#python #input #snakemake
Вопрос:
Я пытаюсь создать простой рабочий процесс создания змеи, и у меня возникли некоторые проблемы. В моем файле возникают следующие ошибки:
MissingInputException in line 29 of /home/agalvez/data/workflow-workshop/test/Snakefile: Missing input files for rule hmm: hmmsearch --tblout output_tblout_egf --noali -E 99 MissingInputException in line 49 of /home/agalvez/data/workflow-workshop/test/Snakefile: Missing input files for rule create_archive: output/EP00771_Trimastix_marina.out output/EP00759_Prokinetoplastina_sp_PhF-6.out
Это первый раз, когда я пытаюсь использовать Snakemake или что-либо, связанное с Python, поэтому я не понимаю, почему это не удается. Любая помощь была бы очень признательна. Заранее спасибо!

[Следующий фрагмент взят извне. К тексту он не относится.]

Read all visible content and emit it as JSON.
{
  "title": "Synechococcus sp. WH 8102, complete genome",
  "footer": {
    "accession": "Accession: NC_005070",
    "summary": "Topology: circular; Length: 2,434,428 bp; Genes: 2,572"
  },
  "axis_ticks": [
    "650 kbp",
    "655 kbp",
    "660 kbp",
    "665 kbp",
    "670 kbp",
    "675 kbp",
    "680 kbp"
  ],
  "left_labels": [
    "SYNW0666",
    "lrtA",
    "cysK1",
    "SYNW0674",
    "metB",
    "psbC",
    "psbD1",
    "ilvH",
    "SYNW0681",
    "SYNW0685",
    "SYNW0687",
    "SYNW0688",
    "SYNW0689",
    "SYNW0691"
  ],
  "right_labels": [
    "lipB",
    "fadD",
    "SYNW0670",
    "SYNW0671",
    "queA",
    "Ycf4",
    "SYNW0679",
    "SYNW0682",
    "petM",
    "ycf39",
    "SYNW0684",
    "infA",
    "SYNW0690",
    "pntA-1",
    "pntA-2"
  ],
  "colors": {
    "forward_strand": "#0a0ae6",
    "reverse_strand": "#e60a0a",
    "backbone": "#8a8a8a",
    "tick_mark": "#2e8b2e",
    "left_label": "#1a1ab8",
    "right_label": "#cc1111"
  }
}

ARCHIVE_FILE = 'output.tar.gz' # a single output file OUTPUT_FILE = 'output/{species}.out' # a single input file INPUT_FILE = 'proteins/{species}.fasta' # Build the list of input files. INP = glob_wildcards(INPUT_FILE).species print(INP) # The list of all output files OUT = expand(OUTPUT_FILE, species=INP) print(OUT) # pseudo-rule that tries to build everything. # Just add all the final outputs that you want built. rule all: input: ARCHIVE_FILE # hmmsearch rule hmm: input: cmd='hmmsearch --tblout output_tblout_egf --noali -E 99', species=INPUT_FILE , hmm='hmm/EGF.hmm' output: OUTPUT_FILE shell: '{input.cmd} {input.hmm} {input.species} {output}' # hmmsearch #rule hmm: # shell: 'hmmsearch --tblout output_tblout_egf --noali -E 99 hmm/EGF.hmm INPUT_FILE OUTPUT_FILE' # create an archive with all results rule create_archive: input: OUT output: ARCHIVE_FILE shell: 'tar -czvf {output} {input}'
Ответ №1:
У тебя есть:
rule hmm: input: cmd='hmmsearch --tblout output_tblout_egf --noali -E 99', species=INPUT_FILE , hmm='hmm/EGF.hmm' output: OUTPUT_FILE shell: '{input.cmd} {input.hmm} {input.species} {output}'
cmd
это строка, содержащая команду, а не входной файл, отсюда и ошибка. Может быть, вы хотите чего-то подобного:
rule hmm: input: species=INPUT_FILE , hmm='hmm/EGF.hmm' output: OUTPUT_FILE, params: cmd='hmmsearch --tblout output_tblout_egf --noali -E 99', shell: '{params.cmd} {input.hmm} {input.species} {output}'
Комментарии:
1. Отлично! Это решило проблемы с ошибками! Спасибо вам за помощь! Теперь у меня есть проблемы с hmmsearch, но я думаю, что они не имеют никакого отношения к Snakemake. Большое спасибо!